EdwinTh / padr

Padding of missing records in time series
https://edwinth.github.io/padr/
Other
132 stars 12 forks source link

Value interpolation instead of rounding #62

Closed danielsjf closed 5 years ago

danielsjf commented 5 years ago

The rounding of thicken works very well for volumetric items. For instance, the number of departed flights in an hour can be easily rounded down to represent the number of flights departed in this hour.
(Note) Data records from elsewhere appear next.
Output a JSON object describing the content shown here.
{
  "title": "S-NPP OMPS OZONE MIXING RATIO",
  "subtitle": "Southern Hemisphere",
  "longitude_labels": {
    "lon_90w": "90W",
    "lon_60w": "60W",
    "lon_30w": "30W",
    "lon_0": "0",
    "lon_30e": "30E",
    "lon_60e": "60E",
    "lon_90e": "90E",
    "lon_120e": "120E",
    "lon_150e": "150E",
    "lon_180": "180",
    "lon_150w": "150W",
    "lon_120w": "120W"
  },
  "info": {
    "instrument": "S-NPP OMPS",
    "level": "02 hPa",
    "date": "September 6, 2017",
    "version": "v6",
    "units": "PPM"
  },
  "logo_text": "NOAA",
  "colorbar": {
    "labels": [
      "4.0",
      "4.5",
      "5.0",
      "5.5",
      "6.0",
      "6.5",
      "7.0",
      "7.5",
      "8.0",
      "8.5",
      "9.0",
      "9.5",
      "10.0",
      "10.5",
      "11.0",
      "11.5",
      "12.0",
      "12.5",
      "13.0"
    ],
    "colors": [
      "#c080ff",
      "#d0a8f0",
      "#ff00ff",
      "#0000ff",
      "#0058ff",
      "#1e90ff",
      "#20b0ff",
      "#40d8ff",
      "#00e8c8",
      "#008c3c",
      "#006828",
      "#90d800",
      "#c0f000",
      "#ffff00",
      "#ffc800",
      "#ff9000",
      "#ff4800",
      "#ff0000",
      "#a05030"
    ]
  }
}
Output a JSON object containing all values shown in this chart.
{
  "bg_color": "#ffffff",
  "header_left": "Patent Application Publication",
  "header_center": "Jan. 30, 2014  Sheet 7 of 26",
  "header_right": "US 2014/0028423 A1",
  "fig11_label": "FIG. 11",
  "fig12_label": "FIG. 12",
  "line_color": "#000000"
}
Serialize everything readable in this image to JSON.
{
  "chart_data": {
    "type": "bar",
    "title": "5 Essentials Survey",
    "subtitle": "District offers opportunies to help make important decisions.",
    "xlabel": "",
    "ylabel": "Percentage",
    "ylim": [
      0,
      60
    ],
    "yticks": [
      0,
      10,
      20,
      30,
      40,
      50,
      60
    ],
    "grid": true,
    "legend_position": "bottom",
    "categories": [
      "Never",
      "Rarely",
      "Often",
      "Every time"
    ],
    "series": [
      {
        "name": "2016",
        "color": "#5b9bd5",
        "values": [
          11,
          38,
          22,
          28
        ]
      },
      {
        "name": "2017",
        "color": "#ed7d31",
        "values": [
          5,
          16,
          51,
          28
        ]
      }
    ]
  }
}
However, for continuous measurements like temperature, a timewise allocation to the closest hour seems more appropriate.

Say we have the following data.

library(dplyr)
temp <- tibble(date = as.POSIXct(c('2018-11-20 9:02:01', '2018-11-20 9:32:33', 
                                   '2018-11-20 9:45:20', '2018-11-20 10:14:40', 
                                   '2018-11-20 10:51:22'), 
                                 tz = 'UTC'),
               temp = c(18,17,16,15,14))
temp %>% thicken('hour')

The most optimal estimate for the temperature on exactly the hours is the closest value for the first and the last, but the linear interpolation for the other hours. The expected result would be:

temp <- tibble(date = as.POSIXct(c('2018-11-20 9:00:00', '2018-11-20 10:00:00', 
                                   '2018-11-20 11:00:00'), 
                                 tz = 'UTC'),
               temp = c(18,15.5,14))

In this case, the 15.5 was calculated as the weighted average between the 15 and the 16.

I don't know if this completely fits under thicken, but I do think it would open a lot of other use cases for the package.

EdwinTh commented 5 years ago

Thanks for your input. Everything in padr is around the concept of the interval, which this is not I am afraid, I don't think this is a case to be implemented into padr. Although I think you can use thicken to make a wrapper that does the thing you are after.